O que a morte de George Floyd diz sobre nós?

Artigo escrito por Ana Beatriz Rodrigues

George Floyd foi asfixiado até a morte pela polícia dos EUA (foto: divulgação)

George Floyd foi assassinado em 25 de maio de 2020, vitima de violência policial pelo racismo nos EUA. Ele estava imobilizado no chão e foi sufocado até a morte por um policial branco. Suas últimas palavras foram “eu não consigo respirar”.

Sua morte foi lenta, cerca de 9 minutos, filmada e divulgada na rede mundial de computadores, como forma de exposição e denúncia. Mas eu te pergunto: e daí?! George está morto.

O crime repercutiu numa revolta mundial tamanha que até o – até então esquecido, após 6 anos de inatividade – grupo de hackers “Anonymous” saiu da cova em busca de justiça.

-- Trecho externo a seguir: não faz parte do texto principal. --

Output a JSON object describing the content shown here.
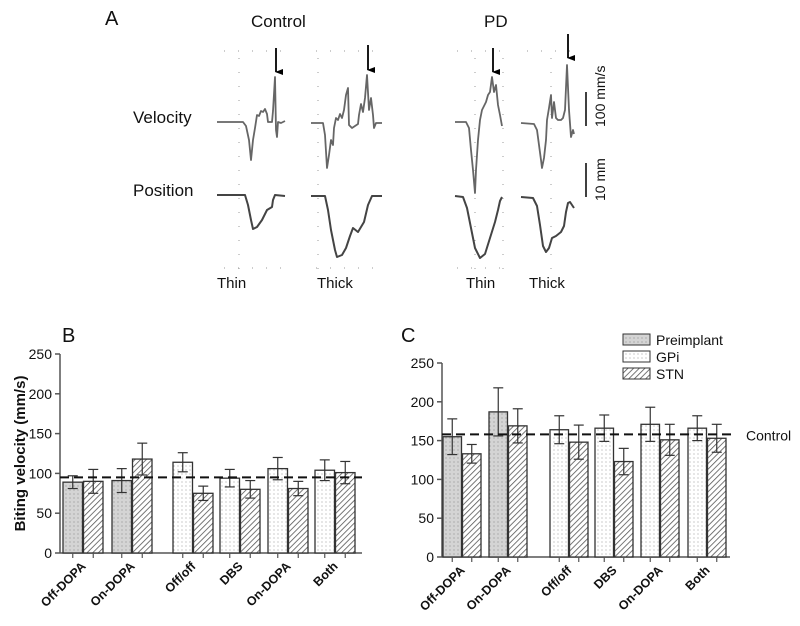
{
  "panel_a": {
    "panel_letter": "A",
    "group_control": "Control",
    "group_pd": "PD",
    "row_velocity": "Velocity",
    "row_position": "Position",
    "trace_labels": [
      "Thin",
      "Thick",
      "Thin",
      "Thick"
    ],
    "scale_velocity": "100 mm/s",
    "scale_position": "10 mm"
  },
  "chart_data": [
    {
      "type": "bar",
      "panel_letter": "B",
      "title": "",
      "xlabel": "",
      "ylabel": "Biting velocity (mm/s)",
      "ylim": [
        0,
        250
      ],
      "yticks": [
        "0",
        "50",
        "100",
        "150",
        "200",
        "250"
      ],
      "categories": [
        "Off-DOPA",
        "On-DOPA",
        "Off/off",
        "DBS",
        "On-DOPA",
        "Both"
      ],
      "series": [
        {
          "name": "Preimplant",
          "values": [
            89,
            91,
            null,
            null,
            null,
            null
          ],
          "errors": [
            8,
            15,
            null,
            null,
            null,
            null
          ]
        },
        {
          "name": "GPi",
          "values": [
            null,
            null,
            114,
            94,
            106,
            104
          ],
          "errors": [
            null,
            null,
            12,
            11,
            14,
            13
          ]
        },
        {
          "name": "STN",
          "values": [
            90,
            118,
            75,
            80,
            81,
            101
          ],
          "errors": [
            15,
            20,
            9,
            11,
            9,
            14
          ]
        }
      ],
      "reference_line": {
        "label": "",
        "value": 95
      }
    },
    {
      "type": "bar",
      "panel_letter": "C",
      "title": "",
      "xlabel": "",
      "ylabel": "",
      "ylim": [
        0,
        250
      ],
      "yticks": [
        "0",
        "50",
        "100",
        "150",
        "200",
        "250"
      ],
      "categories": [
        "Off-DOPA",
        "On-DOPA",
        "Off/off",
        "DBS",
        "On-DOPA",
        "Both"
      ],
      "series": [
        {
          "name": "Preimplant",
          "values": [
            155,
            187,
            null,
            null,
            null,
            null
          ],
          "errors": [
            23,
            31,
            null,
            null,
            null,
            null
          ]
        },
        {
          "name": "GPi",
          "values": [
            null,
            null,
            164,
            166,
            171,
            166
          ],
          "errors": [
            null,
            null,
            18,
            17,
            22,
            16
          ]
        },
        {
          "name": "STN",
          "values": [
            133,
            169,
            148,
            123,
            151,
            153
          ],
          "errors": [
            12,
            22,
            22,
            17,
            20,
            18
          ]
        }
      ],
      "reference_line": {
        "label": "Control",
        "value": 158
      },
      "legend": {
        "position": "top-right",
        "entries": [
          "Preimplant",
          "GPi",
          "STN"
        ]
      }
    }
  ]
}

Mais de 8mil km me separam de Minneapolis, local dos fatos, e mesmo assim o assassinato de George diz muito sobre nós.

Como criminalista é parte do meu trabalho estudar a criminologia e comparar dados estatísticos sobre criminalidade e o sistema prisional de diversos países para compor minhas teses, artigos e oratória.

Ainda que exista uma expressiva diferença socioeconômica entre o Brasil e os  Estados Unidos da América, segundo dados da BBC, é notória a similitude da desigualdade racial: a taxa de analfabetismo no brasil é de 9,1% contra 3,9% entre os brancos, nos EUA 24% dos negros estão abaixo do nível básico contra 7% dos brancos, o que impacta, por decorrência lógica, na taxa de desemprego.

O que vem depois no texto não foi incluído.